On 3 August at the end of the afternoon, the town hall of Rennes had been controlled by the Resistance, under the orders of Pierre Herbart, and Yves Milon, appointed president of the special delegation. His mastery of English, necessary for relations with the American army, would have been a decisive asset in his appointment to this post. The Vichy mayor, René Patay, and his deputies and secretaries were ousted. The Germans tried to set fire to the building, but it was quickly brought under control. On 4 August, the resistance fighter Victor Pierre Le Gorgeu takes office as Commissioner of the Republic instituted by the Provisional Government of the French Republic, installed by Pierre Herbart.

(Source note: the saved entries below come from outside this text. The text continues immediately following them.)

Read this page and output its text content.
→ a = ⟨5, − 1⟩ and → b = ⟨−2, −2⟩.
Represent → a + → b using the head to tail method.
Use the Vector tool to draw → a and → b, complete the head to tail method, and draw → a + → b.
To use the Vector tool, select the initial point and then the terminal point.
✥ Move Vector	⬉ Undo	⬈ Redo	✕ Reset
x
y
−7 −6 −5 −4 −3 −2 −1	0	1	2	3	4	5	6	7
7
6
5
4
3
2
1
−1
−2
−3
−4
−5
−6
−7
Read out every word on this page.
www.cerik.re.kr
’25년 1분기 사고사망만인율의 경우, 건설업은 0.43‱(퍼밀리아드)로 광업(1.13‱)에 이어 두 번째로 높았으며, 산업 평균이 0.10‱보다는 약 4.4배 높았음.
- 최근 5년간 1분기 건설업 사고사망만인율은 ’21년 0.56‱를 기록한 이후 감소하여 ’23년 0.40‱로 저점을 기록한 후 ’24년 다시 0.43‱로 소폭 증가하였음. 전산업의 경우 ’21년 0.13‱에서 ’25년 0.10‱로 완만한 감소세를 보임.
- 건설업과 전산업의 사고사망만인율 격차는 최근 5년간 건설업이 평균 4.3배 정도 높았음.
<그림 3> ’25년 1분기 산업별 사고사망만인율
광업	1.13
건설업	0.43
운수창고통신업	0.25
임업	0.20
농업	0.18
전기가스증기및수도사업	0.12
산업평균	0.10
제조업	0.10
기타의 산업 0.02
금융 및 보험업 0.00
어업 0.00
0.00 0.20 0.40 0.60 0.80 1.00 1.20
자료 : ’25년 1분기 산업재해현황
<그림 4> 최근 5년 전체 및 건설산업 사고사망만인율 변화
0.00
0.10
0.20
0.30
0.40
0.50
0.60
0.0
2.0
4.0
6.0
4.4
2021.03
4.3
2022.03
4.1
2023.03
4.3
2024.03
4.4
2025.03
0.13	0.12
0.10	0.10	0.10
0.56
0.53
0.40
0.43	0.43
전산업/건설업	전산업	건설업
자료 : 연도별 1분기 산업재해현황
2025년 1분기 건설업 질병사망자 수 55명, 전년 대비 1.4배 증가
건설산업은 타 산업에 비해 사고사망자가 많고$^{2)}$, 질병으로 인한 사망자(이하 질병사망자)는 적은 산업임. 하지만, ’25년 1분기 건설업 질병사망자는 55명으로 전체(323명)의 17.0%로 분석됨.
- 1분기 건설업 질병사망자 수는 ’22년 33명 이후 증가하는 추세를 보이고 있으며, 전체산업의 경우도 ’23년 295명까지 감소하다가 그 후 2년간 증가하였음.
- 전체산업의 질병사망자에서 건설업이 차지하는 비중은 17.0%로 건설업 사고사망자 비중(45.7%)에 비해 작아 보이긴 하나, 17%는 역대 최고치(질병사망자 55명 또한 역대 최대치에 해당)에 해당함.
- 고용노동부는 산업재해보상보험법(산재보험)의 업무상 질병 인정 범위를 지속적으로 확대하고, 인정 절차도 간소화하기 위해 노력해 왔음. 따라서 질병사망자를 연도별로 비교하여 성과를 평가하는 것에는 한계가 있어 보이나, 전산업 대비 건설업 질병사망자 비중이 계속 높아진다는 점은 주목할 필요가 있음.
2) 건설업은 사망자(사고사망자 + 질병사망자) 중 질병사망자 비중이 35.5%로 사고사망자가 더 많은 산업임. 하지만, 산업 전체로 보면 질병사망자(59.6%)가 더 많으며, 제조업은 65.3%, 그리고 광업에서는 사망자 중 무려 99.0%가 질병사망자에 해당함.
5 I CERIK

General de Gaulle thus succeeded in setting up his administration in the first major liberated city in France, avoiding the establishment of an allied military government in the occupied territories, the Allied Military Government in Occupied Territories (AMGOT).

The scattered units under the command of Colonel Eugen König will retreat towards Saint-Nazaire. During their retreat, several fights opposed them to the FFI and the Americans, because the surrounding areas had already been liberated. 60 German soldiers were thus killed and 130 others wounded in total.